The United Kingdom’s scientific community has been screaming from the rooftops about the link between cannabis and psychosis for decades. As a consequence, marijuana use and support for legalization have collapsed. From the early 2000s to today, cannabis use in the U.K. has been cut by a third.
In that same time period, marijuana consumption in the U.S. and Canada skyrocketed. By now, American adults use cannabis in a month at a rate higher than British adults do in a year.
With the surge in cannabis consumption has come a surge in overdose deaths and psychosis.
In 2006 America — just as the latest rise in pot consumption began — there were about 30,000 emergency room diagnoses of psychosis with marijuana use disorder alone. By 2014, that number had tripled, with almost 90,000 emergency room visits for cannabis-induced psychosis.
Only a few of the emergency room patients with marijuana dependence showed any other drug in their systems. And the cannabis-related psychoses were more severe than the others, resulting in hospitalization twice as often as psychosis alone.
Here’s my trailblazing study explaining the wide gulf in marijuana use in this country compared to the U.K.: British scientists and journalists weren’t embarrassed by the hyperbolic nonsense of “Reefer Madness,” so they could tell the truth.

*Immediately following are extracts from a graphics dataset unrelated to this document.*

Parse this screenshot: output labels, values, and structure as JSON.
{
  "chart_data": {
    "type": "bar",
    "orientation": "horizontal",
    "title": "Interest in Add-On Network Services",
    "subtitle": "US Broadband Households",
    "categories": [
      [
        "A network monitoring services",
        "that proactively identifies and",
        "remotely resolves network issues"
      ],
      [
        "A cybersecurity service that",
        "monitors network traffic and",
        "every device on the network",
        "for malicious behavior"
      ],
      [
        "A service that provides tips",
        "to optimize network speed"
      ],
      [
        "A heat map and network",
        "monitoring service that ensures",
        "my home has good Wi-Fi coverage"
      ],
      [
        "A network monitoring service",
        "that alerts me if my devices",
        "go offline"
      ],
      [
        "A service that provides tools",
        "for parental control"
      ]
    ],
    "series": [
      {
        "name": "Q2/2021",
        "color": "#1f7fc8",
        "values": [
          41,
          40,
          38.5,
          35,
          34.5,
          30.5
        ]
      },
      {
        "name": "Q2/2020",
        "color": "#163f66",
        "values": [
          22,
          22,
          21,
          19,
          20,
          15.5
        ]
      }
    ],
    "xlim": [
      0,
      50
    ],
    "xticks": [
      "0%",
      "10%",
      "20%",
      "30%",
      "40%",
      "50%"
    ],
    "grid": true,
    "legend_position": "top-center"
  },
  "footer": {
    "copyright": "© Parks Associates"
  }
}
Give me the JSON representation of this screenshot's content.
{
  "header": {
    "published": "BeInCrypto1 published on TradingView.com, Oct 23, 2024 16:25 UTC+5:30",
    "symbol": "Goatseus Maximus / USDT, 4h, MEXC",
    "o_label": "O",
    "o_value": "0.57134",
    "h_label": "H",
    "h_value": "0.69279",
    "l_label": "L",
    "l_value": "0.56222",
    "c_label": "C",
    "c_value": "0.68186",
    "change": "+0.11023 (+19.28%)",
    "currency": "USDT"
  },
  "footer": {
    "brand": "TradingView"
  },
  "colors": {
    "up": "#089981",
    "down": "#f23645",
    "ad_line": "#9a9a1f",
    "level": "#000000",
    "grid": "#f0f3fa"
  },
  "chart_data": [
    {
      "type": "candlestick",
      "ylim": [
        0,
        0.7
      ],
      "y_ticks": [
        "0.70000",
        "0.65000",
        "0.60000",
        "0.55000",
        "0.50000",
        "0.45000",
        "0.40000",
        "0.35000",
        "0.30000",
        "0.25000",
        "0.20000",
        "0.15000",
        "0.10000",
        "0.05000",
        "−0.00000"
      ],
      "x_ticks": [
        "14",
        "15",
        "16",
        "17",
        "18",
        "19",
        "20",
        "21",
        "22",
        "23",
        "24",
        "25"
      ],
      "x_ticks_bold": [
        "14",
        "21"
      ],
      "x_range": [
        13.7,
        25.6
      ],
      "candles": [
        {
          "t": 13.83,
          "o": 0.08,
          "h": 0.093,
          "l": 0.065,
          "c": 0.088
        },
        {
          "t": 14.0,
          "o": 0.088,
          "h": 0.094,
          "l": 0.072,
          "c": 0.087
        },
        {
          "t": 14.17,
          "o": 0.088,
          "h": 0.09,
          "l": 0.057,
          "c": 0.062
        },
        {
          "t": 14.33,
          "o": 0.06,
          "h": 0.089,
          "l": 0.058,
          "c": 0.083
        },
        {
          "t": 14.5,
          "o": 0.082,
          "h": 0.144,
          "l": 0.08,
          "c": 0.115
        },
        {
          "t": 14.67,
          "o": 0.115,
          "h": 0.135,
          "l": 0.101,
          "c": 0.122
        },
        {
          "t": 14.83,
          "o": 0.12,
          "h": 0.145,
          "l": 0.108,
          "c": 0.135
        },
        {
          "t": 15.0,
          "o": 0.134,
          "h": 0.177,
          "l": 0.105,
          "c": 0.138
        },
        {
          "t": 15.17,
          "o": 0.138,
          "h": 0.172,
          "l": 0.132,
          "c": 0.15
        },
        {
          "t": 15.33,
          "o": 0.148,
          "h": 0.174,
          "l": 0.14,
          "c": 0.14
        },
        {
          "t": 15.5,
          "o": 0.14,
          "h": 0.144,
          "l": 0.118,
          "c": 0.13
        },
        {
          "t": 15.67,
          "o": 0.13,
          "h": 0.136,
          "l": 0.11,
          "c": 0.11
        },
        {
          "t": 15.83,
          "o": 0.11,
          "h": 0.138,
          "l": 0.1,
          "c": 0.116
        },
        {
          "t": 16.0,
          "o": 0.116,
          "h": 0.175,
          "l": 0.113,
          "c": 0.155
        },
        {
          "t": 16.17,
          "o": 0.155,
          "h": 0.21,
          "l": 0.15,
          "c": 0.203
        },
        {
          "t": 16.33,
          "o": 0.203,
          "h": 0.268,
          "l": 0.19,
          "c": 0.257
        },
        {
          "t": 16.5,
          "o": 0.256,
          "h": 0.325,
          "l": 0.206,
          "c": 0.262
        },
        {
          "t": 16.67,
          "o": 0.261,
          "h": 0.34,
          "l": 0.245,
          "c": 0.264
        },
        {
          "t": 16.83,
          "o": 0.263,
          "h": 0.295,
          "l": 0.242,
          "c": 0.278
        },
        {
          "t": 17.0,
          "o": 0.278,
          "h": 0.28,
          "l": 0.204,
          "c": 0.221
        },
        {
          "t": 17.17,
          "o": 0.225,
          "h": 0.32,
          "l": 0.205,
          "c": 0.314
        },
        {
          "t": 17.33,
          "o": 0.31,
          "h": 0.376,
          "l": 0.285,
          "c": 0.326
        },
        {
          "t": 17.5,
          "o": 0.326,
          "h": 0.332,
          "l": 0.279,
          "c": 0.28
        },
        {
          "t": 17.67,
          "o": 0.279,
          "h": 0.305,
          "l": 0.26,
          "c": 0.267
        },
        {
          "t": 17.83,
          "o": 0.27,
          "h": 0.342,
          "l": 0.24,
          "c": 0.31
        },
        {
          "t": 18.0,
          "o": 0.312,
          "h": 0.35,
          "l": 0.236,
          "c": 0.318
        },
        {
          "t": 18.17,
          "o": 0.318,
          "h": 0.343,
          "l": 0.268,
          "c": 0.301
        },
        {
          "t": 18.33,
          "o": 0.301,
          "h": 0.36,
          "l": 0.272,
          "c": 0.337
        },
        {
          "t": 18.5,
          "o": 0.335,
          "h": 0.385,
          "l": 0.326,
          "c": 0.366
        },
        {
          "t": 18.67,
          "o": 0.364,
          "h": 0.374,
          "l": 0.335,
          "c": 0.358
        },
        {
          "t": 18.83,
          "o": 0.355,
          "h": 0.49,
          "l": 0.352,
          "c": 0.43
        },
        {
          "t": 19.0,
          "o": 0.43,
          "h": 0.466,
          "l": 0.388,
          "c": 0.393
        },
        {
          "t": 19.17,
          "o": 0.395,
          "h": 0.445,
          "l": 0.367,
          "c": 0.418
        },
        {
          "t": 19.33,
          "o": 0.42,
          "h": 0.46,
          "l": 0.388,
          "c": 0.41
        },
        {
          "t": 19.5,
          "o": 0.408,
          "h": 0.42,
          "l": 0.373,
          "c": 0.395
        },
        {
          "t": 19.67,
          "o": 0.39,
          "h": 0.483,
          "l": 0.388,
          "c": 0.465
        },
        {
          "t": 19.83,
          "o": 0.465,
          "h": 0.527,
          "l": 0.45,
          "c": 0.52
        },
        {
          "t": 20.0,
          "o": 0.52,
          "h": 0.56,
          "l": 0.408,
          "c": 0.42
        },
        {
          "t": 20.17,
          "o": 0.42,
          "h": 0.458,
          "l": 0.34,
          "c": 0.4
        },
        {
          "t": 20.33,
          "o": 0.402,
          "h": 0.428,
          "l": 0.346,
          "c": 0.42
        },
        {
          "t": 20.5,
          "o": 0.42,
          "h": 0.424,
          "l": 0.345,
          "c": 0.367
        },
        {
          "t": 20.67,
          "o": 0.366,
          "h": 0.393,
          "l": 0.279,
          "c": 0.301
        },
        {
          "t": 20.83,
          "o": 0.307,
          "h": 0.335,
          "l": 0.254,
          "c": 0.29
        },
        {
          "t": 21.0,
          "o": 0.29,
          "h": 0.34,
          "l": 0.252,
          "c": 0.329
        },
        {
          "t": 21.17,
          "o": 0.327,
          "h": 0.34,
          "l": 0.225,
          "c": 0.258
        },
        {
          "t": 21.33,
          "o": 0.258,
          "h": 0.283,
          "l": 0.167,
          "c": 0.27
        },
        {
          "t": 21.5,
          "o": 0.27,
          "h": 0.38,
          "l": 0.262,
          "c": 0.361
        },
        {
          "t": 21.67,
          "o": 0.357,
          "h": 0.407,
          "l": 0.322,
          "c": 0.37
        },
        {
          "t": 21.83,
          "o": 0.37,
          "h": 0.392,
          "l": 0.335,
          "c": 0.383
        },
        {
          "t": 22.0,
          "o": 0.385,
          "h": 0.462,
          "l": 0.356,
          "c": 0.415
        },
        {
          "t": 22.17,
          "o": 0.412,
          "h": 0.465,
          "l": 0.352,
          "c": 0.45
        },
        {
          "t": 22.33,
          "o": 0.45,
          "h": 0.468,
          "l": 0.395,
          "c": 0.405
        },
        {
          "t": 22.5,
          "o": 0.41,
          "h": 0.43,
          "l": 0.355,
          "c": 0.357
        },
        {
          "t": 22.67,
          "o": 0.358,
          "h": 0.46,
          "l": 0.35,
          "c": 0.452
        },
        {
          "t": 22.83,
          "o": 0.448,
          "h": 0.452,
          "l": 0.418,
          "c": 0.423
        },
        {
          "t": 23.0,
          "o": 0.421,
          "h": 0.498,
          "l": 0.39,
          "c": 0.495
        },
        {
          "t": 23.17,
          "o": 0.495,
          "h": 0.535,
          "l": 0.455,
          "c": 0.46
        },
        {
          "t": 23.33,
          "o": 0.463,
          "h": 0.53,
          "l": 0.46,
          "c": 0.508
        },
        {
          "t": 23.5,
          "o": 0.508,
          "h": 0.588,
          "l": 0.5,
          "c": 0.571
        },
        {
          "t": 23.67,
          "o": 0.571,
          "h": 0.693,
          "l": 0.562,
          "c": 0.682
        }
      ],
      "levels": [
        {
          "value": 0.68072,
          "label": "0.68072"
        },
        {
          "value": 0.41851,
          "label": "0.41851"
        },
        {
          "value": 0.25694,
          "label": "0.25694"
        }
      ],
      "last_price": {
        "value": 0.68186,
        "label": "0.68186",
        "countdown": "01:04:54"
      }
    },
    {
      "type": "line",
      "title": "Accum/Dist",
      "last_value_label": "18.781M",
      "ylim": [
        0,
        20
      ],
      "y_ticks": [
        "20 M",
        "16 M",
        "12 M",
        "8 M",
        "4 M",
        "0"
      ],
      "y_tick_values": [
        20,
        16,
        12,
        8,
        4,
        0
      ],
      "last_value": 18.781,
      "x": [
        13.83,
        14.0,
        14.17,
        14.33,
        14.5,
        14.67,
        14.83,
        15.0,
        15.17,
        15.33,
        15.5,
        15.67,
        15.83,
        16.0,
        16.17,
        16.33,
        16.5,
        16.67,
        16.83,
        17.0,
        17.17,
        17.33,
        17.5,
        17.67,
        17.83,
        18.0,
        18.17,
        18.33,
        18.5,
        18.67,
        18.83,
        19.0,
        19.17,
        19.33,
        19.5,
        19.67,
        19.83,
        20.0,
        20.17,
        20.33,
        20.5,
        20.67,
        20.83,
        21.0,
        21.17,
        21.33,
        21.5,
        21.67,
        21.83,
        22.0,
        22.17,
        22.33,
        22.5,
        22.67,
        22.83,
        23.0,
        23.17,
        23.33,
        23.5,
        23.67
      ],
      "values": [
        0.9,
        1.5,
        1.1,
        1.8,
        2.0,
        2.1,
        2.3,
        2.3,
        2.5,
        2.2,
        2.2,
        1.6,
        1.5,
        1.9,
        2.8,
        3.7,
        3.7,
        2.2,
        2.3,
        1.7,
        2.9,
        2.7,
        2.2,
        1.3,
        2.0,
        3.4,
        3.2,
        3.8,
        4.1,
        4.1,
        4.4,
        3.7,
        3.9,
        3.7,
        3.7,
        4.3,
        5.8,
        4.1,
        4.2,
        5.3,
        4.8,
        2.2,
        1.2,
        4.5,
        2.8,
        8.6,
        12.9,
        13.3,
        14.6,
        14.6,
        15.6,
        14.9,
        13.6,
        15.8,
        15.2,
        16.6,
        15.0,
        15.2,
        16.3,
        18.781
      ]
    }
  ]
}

While in Britain scads of scientific studies are published with titles like “What Is the Mechanism Whereby Cannabis Use Increases Risk of Psychosis?” and “The Acute Effects of Synthetic Intravenous Delta 9-Tetrahydrocannabinol on Psychosis, Mood, and Cognitive Functioning,” the American media produces only happy talk about pot. You don’t want to sound uncool, do you?
Recently, this tabloid-bait study appeared all over — in Cosmo, Women’s Wear Daily and other important scientific journals: “Marijuana really DOES give women better orgasms.”
On closer examination, the alleged “study” consists exclusively of the self-reports of potheads. Yes, cannabis-consuming patients at a single OB/GYN clinic were asked if they had better orgasms after smoking pot. In a shock for the ages, the pothead patients said, Yes, better!
A more accurate title for the so-called “study” would be: POTHEADS LIKE POT!
I thought the American media’s universal, exhaustive, flood-the-zone lying about immigration could never be matched for any other subject. Read Alex Berenson’s Tell Your Children and you’ll see how wrong I was — and you are, too.